By Michael Okidi
Stakeholders and policy makers in the East African Community (EAC) integration process are concerned about the slow pace of implementation of the various agreements geared towards fast tracking the integration agenda.
Ugandan Prime Minister Dr Ruhakana Rugunda and Kenya’s EAC and Northern Corridor Development Cabinet Secretary, Mr Peter Munya, led other leaders in calling for speedy implementation of the various multi-sectoral protocols and agreements if the EAC integration was to achieve its objective of an economically prosperous, socially integrated and politically united East Africa.
They spoke at the Kenyatta International Conventions Center (KICC) during celebrations to mark 20 years since the establishment of the East African Business Council (EABC), the apex body of business associations of the Private Sector and Corporates from the six EAC Partner States.
It was Mr Munya who first raised concern about occasional failure by regional implementing agencies to adhere to the wordings of EAC Council and other decisions, noting that conflict between certain national rules and regulations was largely responsible for failure to put into practice some of the key resolutions.
Mr Munya called for harmonization of key national laws and regulations whose variance per Partner State were prohibiting smooth regional trade, to allow for free flow of goods and services within the region.
“National laws need to be aligned to regional protocols. Partner States also need to push for law reforms back home. The other alternative is to pass overarching laws at the regional level to replace existing legislations. This has been done with success in the European Union,” said Mr. Munya.
He called for a review of the Common External Tariff and efforts to make the EAC Single Customs Territory work better, adding that the Community may need to establish a regional institution to make this possible.
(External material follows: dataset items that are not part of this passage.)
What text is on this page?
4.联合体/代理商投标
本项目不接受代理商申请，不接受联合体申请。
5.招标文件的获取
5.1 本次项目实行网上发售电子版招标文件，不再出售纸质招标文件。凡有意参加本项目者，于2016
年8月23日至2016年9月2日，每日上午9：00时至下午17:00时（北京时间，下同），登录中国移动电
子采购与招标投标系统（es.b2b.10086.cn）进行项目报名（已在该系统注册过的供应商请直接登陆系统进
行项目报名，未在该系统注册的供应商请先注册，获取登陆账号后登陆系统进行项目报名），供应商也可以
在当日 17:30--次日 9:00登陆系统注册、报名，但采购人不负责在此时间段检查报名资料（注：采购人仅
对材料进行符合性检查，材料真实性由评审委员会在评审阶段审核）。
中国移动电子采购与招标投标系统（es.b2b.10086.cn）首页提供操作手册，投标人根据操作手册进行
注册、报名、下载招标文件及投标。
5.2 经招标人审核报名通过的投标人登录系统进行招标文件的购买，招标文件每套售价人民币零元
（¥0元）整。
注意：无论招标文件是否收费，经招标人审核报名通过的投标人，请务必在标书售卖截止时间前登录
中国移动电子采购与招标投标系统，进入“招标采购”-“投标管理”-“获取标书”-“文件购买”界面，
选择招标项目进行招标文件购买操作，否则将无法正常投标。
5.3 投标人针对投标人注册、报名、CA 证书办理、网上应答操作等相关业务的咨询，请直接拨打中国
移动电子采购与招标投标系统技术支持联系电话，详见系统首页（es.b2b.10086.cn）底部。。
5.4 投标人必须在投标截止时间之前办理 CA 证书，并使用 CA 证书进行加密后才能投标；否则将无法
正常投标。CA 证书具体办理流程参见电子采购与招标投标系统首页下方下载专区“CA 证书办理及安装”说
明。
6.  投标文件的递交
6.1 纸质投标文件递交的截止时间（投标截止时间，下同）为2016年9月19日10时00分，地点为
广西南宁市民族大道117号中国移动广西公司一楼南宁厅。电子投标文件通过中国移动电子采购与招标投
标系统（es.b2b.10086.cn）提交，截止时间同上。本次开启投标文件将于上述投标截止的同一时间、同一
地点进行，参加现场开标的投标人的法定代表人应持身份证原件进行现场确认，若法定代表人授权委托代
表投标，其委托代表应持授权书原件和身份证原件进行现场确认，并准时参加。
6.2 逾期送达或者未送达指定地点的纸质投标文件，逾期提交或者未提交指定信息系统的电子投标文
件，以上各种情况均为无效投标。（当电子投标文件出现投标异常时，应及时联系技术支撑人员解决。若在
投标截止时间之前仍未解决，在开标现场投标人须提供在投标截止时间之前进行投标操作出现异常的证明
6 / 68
Mr Munya said that the region was currently a net importer of various commodities and advised that governments should now seriously start embarking on prioritization of industrialization.
He said that Kenya had prioritized industrialization under its Big Four Agenda and particularly singled out the manufacture of apparels and local motor vehicle assembly plants that were now coming up.
In his speech, Dr Rugunda, who represented President Yoweri Museveni as chief guest during the celebrations, noted with concern that intra-African trade was still extremely low, currently accounting for only 10% of all commerce on the continent.
He called for concerted efforts between African governments and the private sector players to facilitate trade and enable the continent attain its development objectives.
Dr. Rugunda said that doing business as blocs was increasingly becoming the norm as evidenced by the signing last week in Kigali, Rwanda of the Continental Free Trade Agreement (CFTA) by the leaders of 44 African countries.
The Prime Minister said that the CFTA, which will come into force within six months, would increase prosperity for 1.2 billion Africans, adding that the move would provide a true learning experience for businesses across the globe.
Dr. Rugunda hailed EABC for striving to see to it that regional integration process is achieved with meaningful and tangible results for the citizens of the East African Community (EAC).
He noted with satisfaction that since the inception of the EABC, there had been progress towards achieving the integration process through trade and policy reviews, tax harmonization, discussions on the Northern Corridor, stakeholder engagements to improve the free movement of goods and services within the region.
In his remarks, Kenya’s Minister for Cooperatives, Trade and Industry, Mr. Adan Mohammed, who represented President Uhuru Kenyatta, said that the private sector in East Africa had also contributed to the challenges to intra-regional trade including non-tariff barriers to trade.
Mr. Mohammed said that the private sector had brought about NTBs by pushing their respective home governments to push for national interests as opposed to the regional integration agenda for the sake of preserving their markets.
He described the EAC as the most integrated in terms of trade and infrastructure development, adding that the Community needs to stick together when negotiating trade agreements with other regional economic communities because there is strength in numbers.
The EABC Chairman Jim Kabeho, in his speech, emphasized the importance of giving preference to locally sourced materials, especially in huge infrastructure projects being undertaken by governments in the region.
“The local business sector should be allowed to participate in major projects including at the inception. All materials for these projects like cement and steel should be sourced locally rather than abroad. China currently dominates the supply of construction materials. Sourcing materials locally will lead to expanded sales as well as capacity building for local businesses,” said Kabeho.
Mr Kabeho also noted with concern that though EAC Partner States’ economies were agriculture-based this was not reflected in their budgets with minimal allocations going to the sector.
EAC Secretary General Amb. Liberat Mfumukeko said that EAC and EABC had worked closely over the years with both institutions benefitting from the synergies of working together.
The Secretary General said that through this partnership, EAC and EABC had contributed towards the conclusion of several regional legal instruments such as the Customs Union, Common Market and Monetary Union Protocols, One Stop Border Posts Act, the Framework on the elimination of non-tariff barriers to trade, and development of trade standards.
Among the dignitaries at the event were the Chairperson of the EAC Council of Ministers, Hon. Kirunda Kivejinja, who is also Uganda’s Deputy Prime Minister and Minister for EAC Affairs and Kenya’s EAC and Northern Corridor Development Ministry’s Chief Administrative Secretary, Mr Ken Obura.